Yang S, et al. Clinica Chimica Acta. 2020 Feb;501:142-146
Atherosclerosis is a chronic inflammatory disease of the arterial wall that is driven and maintained by the influx, proliferation, and activation of immune cells. Atherosclerosis increases the risk of cardiovascular diseases. An in-depth study of the pathogenesis of atherosclerosis is critical for the treatment of atherosclerotic cardiovascular disease. Cells like endothelial cells, vascular smooth muscle cells, macrophages, and others are involved in the development of atherosclerosis. Macrophage, plays an important role in immune cells and display high heterogeneity through the entire process of atherosclerosis. Macrophage polarization means a diverse expression pattern of genes and proteins. There are more than two macrophage phenotypes in human or mouse plaque.
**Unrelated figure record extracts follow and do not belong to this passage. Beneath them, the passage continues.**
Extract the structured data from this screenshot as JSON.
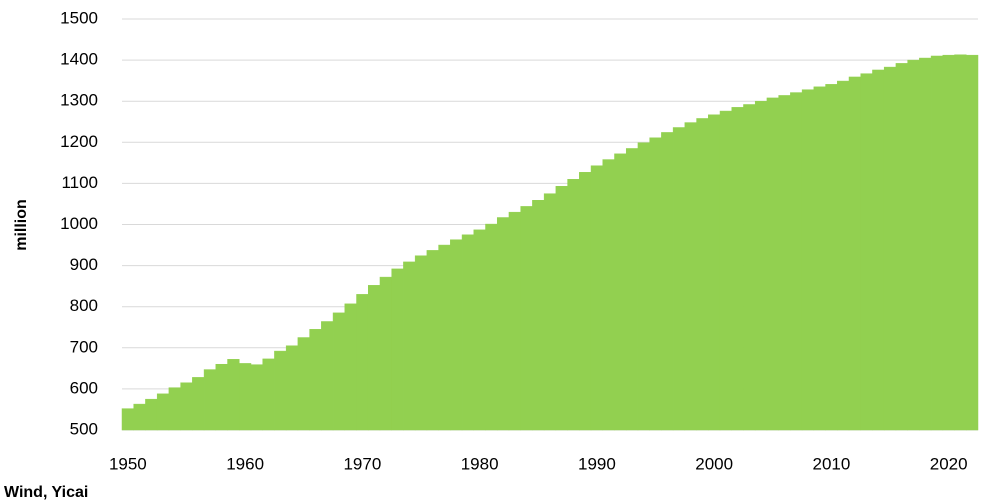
{
  "chart_data": {
    "type": "bar",
    "y_label": "million",
    "source": "Wind, Yicai",
    "color": "#92d050",
    "grid": true,
    "x": [
      1950,
      1951,
      1952,
      1953,
      1954,
      1955,
      1956,
      1957,
      1958,
      1959,
      1960,
      1961,
      1962,
      1963,
      1964,
      1965,
      1966,
      1967,
      1968,
      1969,
      1970,
      1971,
      1972,
      1973,
      1974,
      1975,
      1976,
      1977,
      1978,
      1979,
      1980,
      1981,
      1982,
      1983,
      1984,
      1985,
      1986,
      1987,
      1988,
      1989,
      1990,
      1991,
      1992,
      1993,
      1994,
      1995,
      1996,
      1997,
      1998,
      1999,
      2000,
      2001,
      2002,
      2003,
      2004,
      2005,
      2006,
      2007,
      2008,
      2009,
      2010,
      2011,
      2012,
      2013,
      2014,
      2015,
      2016,
      2017,
      2018,
      2019,
      2020,
      2021,
      2022
    ],
    "values": [
      552,
      563,
      575,
      588,
      603,
      615,
      628,
      647,
      660,
      672,
      662,
      659,
      673,
      692,
      705,
      725,
      745,
      764,
      785,
      807,
      830,
      852,
      872,
      892,
      909,
      924,
      937,
      950,
      963,
      975,
      987,
      1001,
      1017,
      1030,
      1044,
      1059,
      1075,
      1093,
      1110,
      1127,
      1143,
      1158,
      1172,
      1185,
      1199,
      1211,
      1224,
      1236,
      1248,
      1258,
      1267,
      1276,
      1285,
      1292,
      1300,
      1308,
      1314,
      1321,
      1328,
      1335,
      1341,
      1349,
      1359,
      1367,
      1376,
      1383,
      1392,
      1400,
      1405,
      1410,
      1412,
      1413,
      1412
    ],
    "xlim": [
      1949.5,
      2022.5
    ],
    "xticks": [
      1950,
      1960,
      1970,
      1980,
      1990,
      2000,
      2010,
      2020
    ],
    "ylim": [
      500,
      1500
    ],
    "yticks": [
      500,
      600,
      700,
      800,
      900,
      1000,
      1100,
      1200,
      1300,
      1400,
      1500
    ]
  }
}
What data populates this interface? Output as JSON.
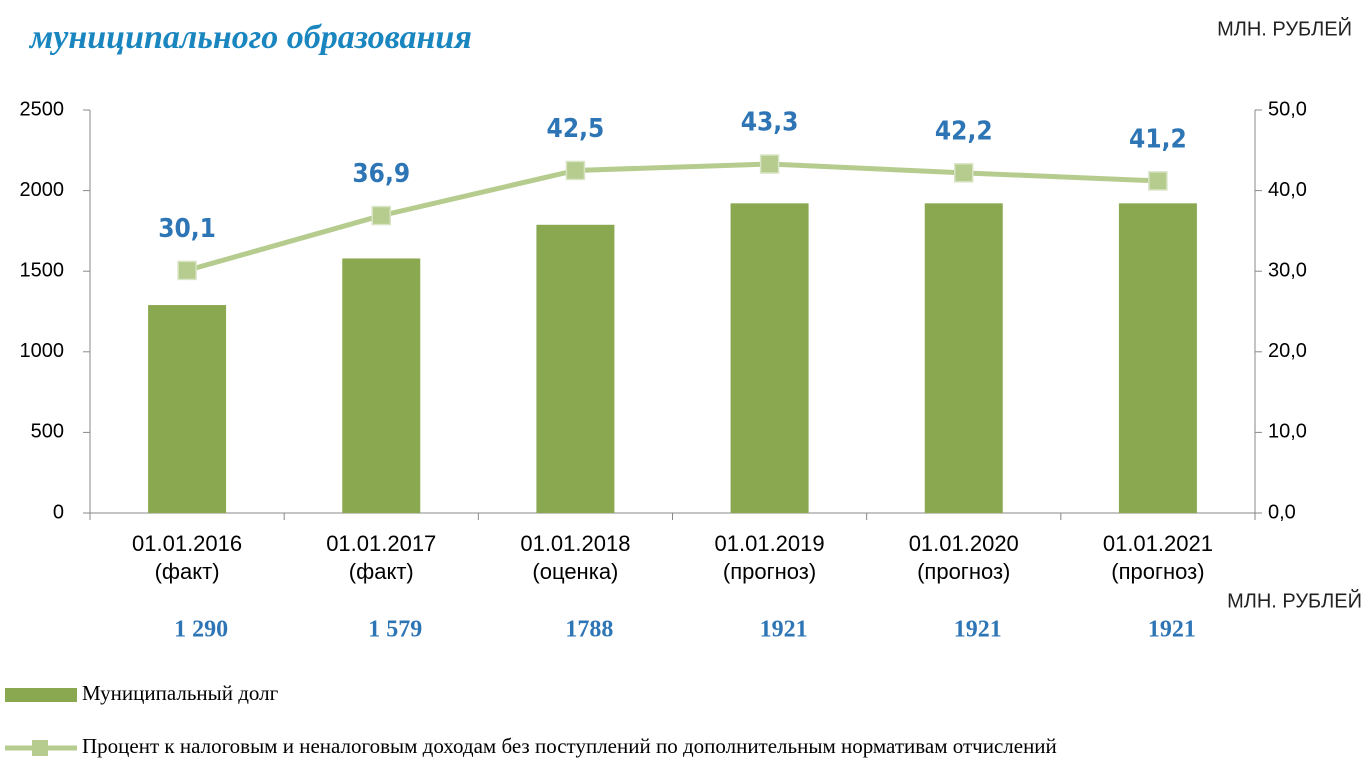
{
  "chart_data": {
    "type": "bar_line",
    "title": "муниципального образования",
    "unit_label_top": "МЛН. РУБЛЕЙ",
    "unit_label_values": "МЛН. РУБЛЕЙ",
    "categories": [
      "01.01.2016\n(факт)",
      "01.01.2017\n(факт)",
      "01.01.2018\n(оценка)",
      "01.01.2019\n(прогноз)",
      "01.01.2020\n(прогноз)",
      "01.01.2021\n(прогноз)"
    ],
    "series": [
      {
        "name": "Муниципальный долг",
        "type": "bar",
        "color": "#8aa84f",
        "values": [
          1290,
          1579,
          1788,
          1921,
          1921,
          1921
        ],
        "value_labels": [
          "1 290",
          "1 579",
          "1788",
          "1921",
          "1921",
          "1921"
        ]
      },
      {
        "name": "Процент к налоговым и неналоговым доходам без поступлений по дополнительным нормативам отчислений",
        "type": "line",
        "axis": "y2",
        "color": "#b5cc8e",
        "values": [
          30.1,
          36.9,
          42.5,
          43.3,
          42.2,
          41.2
        ],
        "value_labels": [
          "30,1",
          "36,9",
          "42,5",
          "43,3",
          "42,2",
          "41,2"
        ]
      }
    ],
    "ylim": [
      0,
      2500
    ],
    "yticks": [
      0,
      500,
      1000,
      1500,
      2000,
      2500
    ],
    "y2lim": [
      0,
      50
    ],
    "y2ticks": [
      {
        "value": 0,
        "label": "0,0"
      },
      {
        "value": 10,
        "label": "10,0"
      },
      {
        "value": 20,
        "label": "20,0"
      },
      {
        "value": 30,
        "label": "30,0"
      },
      {
        "value": 40,
        "label": "40,0"
      },
      {
        "value": 50,
        "label": "50,0"
      }
    ],
    "grid": false
  }
}
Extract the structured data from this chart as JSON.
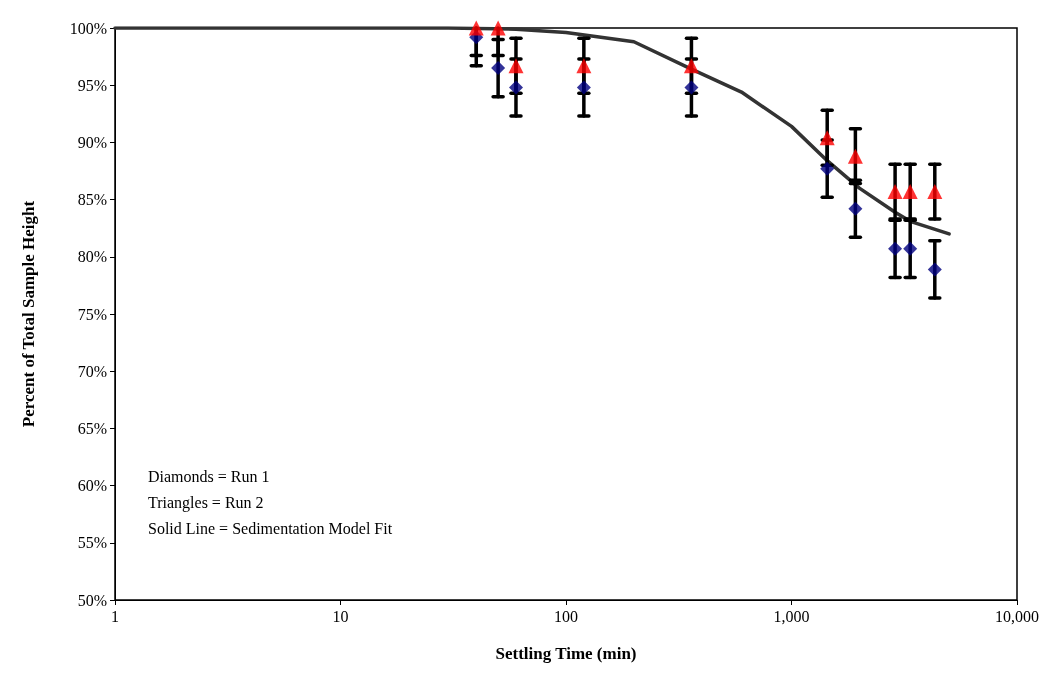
{
  "chart_data": {
    "type": "scatter",
    "xlabel": "Settling Time (min)",
    "ylabel": "Percent of Total Sample Height",
    "log": "x",
    "xlim": [
      1,
      10000
    ],
    "xticks": [
      1,
      10,
      100,
      {
        "value": 1000,
        "label": "1,000"
      },
      {
        "value": 10000,
        "label": "10,000"
      }
    ],
    "ylim": [
      50,
      100
    ],
    "yticks": [
      {
        "value": 50,
        "label": "50%"
      },
      {
        "value": 55,
        "label": "55%"
      },
      {
        "value": 60,
        "label": "60%"
      },
      {
        "value": 65,
        "label": "65%"
      },
      {
        "value": 70,
        "label": "70%"
      },
      {
        "value": 75,
        "label": "75%"
      },
      {
        "value": 80,
        "label": "80%"
      },
      {
        "value": 85,
        "label": "85%"
      },
      {
        "value": 90,
        "label": "90%"
      },
      {
        "value": 95,
        "label": "95%"
      },
      {
        "value": 100,
        "label": "100%"
      }
    ],
    "grid": false,
    "series": [
      {
        "type": "line",
        "color": "#333333",
        "marker": "none",
        "line_style": "solid",
        "x": [
          1,
          30,
          60,
          100,
          200,
          360,
          600,
          1000,
          1440,
          2000,
          2880,
          3360,
          5000
        ],
        "values": [
          100,
          100,
          99.9,
          99.6,
          98.8,
          96.4,
          94.4,
          91.4,
          88.4,
          86.0,
          83.9,
          83.1,
          82.0
        ]
      },
      {
        "color": "#000080",
        "marker": "diamond",
        "x": [
          40,
          50,
          60,
          120,
          360,
          1440,
          1920,
          2880,
          3360,
          4320
        ],
        "values": [
          99.2,
          96.5,
          94.8,
          94.8,
          94.8,
          87.7,
          84.2,
          80.7,
          80.7,
          78.9
        ],
        "errors": [
          [
            96.7,
            100
          ],
          2.5,
          2.5,
          2.5,
          2.5,
          2.5,
          2.5,
          2.5,
          2.5,
          2.5
        ]
      },
      {
        "color": "#ff0000",
        "marker": "triangle",
        "x": [
          40,
          50,
          60,
          120,
          360,
          1440,
          1920,
          2880,
          3360,
          4320
        ],
        "values": [
          100,
          100,
          96.7,
          96.7,
          96.7,
          90.4,
          88.8,
          85.7,
          85.7,
          85.7
        ],
        "errors": [
          [
            97.6,
            100
          ],
          [
            97.6,
            100
          ],
          2.4,
          2.4,
          2.4,
          2.4,
          2.4,
          2.4,
          2.4,
          2.4
        ]
      }
    ],
    "annotations": [
      "Diamonds = Run 1",
      "Triangles = Run 2",
      "Solid Line = Sedimentation Model Fit"
    ]
  }
}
The classically activated macrophages (M1) are the first phenotype characterized as pro-inflammatory. The alternatively activated macrophages (M2) plays a preventive role in the progression of human and mouse atherogenesis. These M2 macrophages are divided into four subtypes: M2a, M2b, M2c, and M2d. Mhem, a novel macrophage phenotype stimulated by intraplaque hemorrhage, shows an anti-atherogenic effect via fewer oxidative injuries in human plaque. Moreover, an increasing number of clinical studies are also focusing on the role of macrophage as a predictor of cardiovascular events.
The discovery of different macrophage phenotypes provides an opportunity to study the relationship between macrophage phenotypes and atherosclerosis. Phenotypes such as M1 and Mox promote the development of lesions by expressing pro-inflammatory factors. Phenotypes such as M2 and Mhem mainly decelerate the development of the disease by exerting anti-inflammatory effects. Enormous effects of macrophages on atherosclerosis are inseparably linked to macrophage polarization and the resulting phenotype. Moreover, the significant impact of macrophages on atherosclerosis depend not only on the function of the different macrophage phenotypes but also on the relative ratio of different phenotypes in the plaque. Research on atherosclerosis therapy indicates that the reduced plaque size and enhanced stability are partly due to modulating macrophage polarization.
Therefore, regulating macrophage polarization and changing the proportion of macrophage phenotypes in plaques is a new therapeutic approach for atherosclerosis. Increasing the number of anti-atherosclerotic phenotype in plaque via. certain methods is a helpful approach. After evaluating a large amount of experimental data. The study provided a new perspective for atherosclerosis therapy by summarizing the relationship between macrophage polarization and atherosclerosis, as well as treatment targeting macrophage polarization. Thus, it was concluded that the regulation of macrophage polarization contributes to the improvement in atherosclerotic plaque.